The way in which these resources are dispatched to meet the electric load of the plant is through the microgrid controller, which was developed by ELM Fieldsight, a Texas based microgrid controls company, and modeled by ZeroBase Energy in HOMER Pro, using Mat Lab. HOMER Pro’s MATLAB Module allows users to code their dispatch strategy and algorithm in MATLAB, which is integrated with HOMER Pro. In the case of Maui Brewing, the dispatch strategy relies on adjusting the controller’s demand management and peak shaving setpoints based on models of PV production, the Maui Brewing Company’s actual and predicted demand and the battery system’s State of Charge, and requires that the plant loads are powered from the solar system any time there is a solar resource. Excess solar is then stored in the battery system, and the generators are then flexed to manage grid imports below specified levels.
Hogge explains that Maui Brewing Company has stringent requirements from the utility in terms of any excess energy exports to the grid.
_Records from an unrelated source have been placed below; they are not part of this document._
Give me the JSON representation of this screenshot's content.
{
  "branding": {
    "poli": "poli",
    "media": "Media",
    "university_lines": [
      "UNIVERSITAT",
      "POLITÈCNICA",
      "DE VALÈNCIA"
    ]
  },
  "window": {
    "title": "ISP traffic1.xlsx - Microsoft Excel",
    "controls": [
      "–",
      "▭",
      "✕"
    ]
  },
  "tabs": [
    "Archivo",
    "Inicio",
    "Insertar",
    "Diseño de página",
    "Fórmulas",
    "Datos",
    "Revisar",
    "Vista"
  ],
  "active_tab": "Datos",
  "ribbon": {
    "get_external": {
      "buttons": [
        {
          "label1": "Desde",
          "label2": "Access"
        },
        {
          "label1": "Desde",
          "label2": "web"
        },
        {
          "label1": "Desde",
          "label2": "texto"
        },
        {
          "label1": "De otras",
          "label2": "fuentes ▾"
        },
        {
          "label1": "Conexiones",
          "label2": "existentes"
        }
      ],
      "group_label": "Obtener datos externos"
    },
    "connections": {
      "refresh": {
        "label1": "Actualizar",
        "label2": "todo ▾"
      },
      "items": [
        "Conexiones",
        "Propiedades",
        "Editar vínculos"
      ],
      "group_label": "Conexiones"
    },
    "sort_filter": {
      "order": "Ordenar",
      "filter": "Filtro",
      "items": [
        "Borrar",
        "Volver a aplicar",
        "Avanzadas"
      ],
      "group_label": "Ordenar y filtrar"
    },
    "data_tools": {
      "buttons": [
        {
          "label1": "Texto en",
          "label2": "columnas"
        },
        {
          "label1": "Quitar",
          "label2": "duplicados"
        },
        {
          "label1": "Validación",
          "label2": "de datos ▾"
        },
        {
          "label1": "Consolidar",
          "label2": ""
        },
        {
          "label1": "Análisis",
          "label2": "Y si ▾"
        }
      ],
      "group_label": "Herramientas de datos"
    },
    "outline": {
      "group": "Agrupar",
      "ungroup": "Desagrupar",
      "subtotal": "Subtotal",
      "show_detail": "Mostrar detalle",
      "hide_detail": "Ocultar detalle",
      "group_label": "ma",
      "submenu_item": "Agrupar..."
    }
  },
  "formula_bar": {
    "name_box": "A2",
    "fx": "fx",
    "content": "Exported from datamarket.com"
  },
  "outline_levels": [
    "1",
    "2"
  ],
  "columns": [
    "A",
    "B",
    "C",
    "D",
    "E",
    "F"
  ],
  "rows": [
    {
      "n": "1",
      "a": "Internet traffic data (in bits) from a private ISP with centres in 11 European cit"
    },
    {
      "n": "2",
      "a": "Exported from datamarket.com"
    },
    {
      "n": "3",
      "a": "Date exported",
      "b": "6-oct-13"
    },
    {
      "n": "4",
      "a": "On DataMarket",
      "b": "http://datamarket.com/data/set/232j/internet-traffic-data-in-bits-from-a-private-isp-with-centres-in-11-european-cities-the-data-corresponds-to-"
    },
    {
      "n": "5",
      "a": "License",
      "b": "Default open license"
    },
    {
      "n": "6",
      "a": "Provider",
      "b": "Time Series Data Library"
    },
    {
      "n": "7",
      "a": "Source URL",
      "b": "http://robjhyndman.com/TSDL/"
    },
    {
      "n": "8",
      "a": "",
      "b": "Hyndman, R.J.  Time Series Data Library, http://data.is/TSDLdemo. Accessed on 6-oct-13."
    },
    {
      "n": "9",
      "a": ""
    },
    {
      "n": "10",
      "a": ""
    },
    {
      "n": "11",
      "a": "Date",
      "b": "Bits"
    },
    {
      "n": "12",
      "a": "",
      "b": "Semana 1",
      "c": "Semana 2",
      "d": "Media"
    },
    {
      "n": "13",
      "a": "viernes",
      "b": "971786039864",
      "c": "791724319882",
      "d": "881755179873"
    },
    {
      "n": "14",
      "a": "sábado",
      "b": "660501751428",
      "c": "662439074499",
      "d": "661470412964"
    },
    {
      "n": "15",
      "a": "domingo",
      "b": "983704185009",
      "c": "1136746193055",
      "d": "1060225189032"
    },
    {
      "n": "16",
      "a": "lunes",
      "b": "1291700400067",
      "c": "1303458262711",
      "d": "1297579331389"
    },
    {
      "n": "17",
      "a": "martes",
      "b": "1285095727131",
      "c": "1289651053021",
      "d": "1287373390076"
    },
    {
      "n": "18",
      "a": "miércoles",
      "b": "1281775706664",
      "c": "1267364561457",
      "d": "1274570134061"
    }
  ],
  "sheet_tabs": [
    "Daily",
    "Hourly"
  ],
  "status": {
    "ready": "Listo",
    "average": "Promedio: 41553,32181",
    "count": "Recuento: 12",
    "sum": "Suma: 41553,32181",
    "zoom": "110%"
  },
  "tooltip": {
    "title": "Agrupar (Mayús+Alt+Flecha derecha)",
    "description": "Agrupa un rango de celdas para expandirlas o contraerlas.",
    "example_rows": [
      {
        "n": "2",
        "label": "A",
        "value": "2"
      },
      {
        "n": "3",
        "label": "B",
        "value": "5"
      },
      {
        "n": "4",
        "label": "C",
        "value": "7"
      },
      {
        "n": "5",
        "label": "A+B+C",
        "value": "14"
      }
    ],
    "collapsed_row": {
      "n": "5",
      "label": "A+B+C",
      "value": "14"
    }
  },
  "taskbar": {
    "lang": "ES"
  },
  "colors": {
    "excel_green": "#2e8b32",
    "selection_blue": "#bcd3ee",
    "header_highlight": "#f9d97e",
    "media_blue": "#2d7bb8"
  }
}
If the PV system is overproducing, it can only export electricity to the main grid “inadvertently” for a maximum of :30 seconds. That means that the microgrid control system must constantly monitor the electric load and PV production, and respond within seconds to curtail any excess production. It will also manage the other generation facility resources, the battery storage system and generators to keep grid imports below specified levels to minimize demand charges
Financial Impact of the Maui Brewing microgrid
Hogge predicts that – assuming the past electricity charges of $50,000 per month, and considering recent increases in electric load – the new microgrid should ultimately help Maui Brewing Company save about three hundred thousand dollars per year, or half of its energy costs.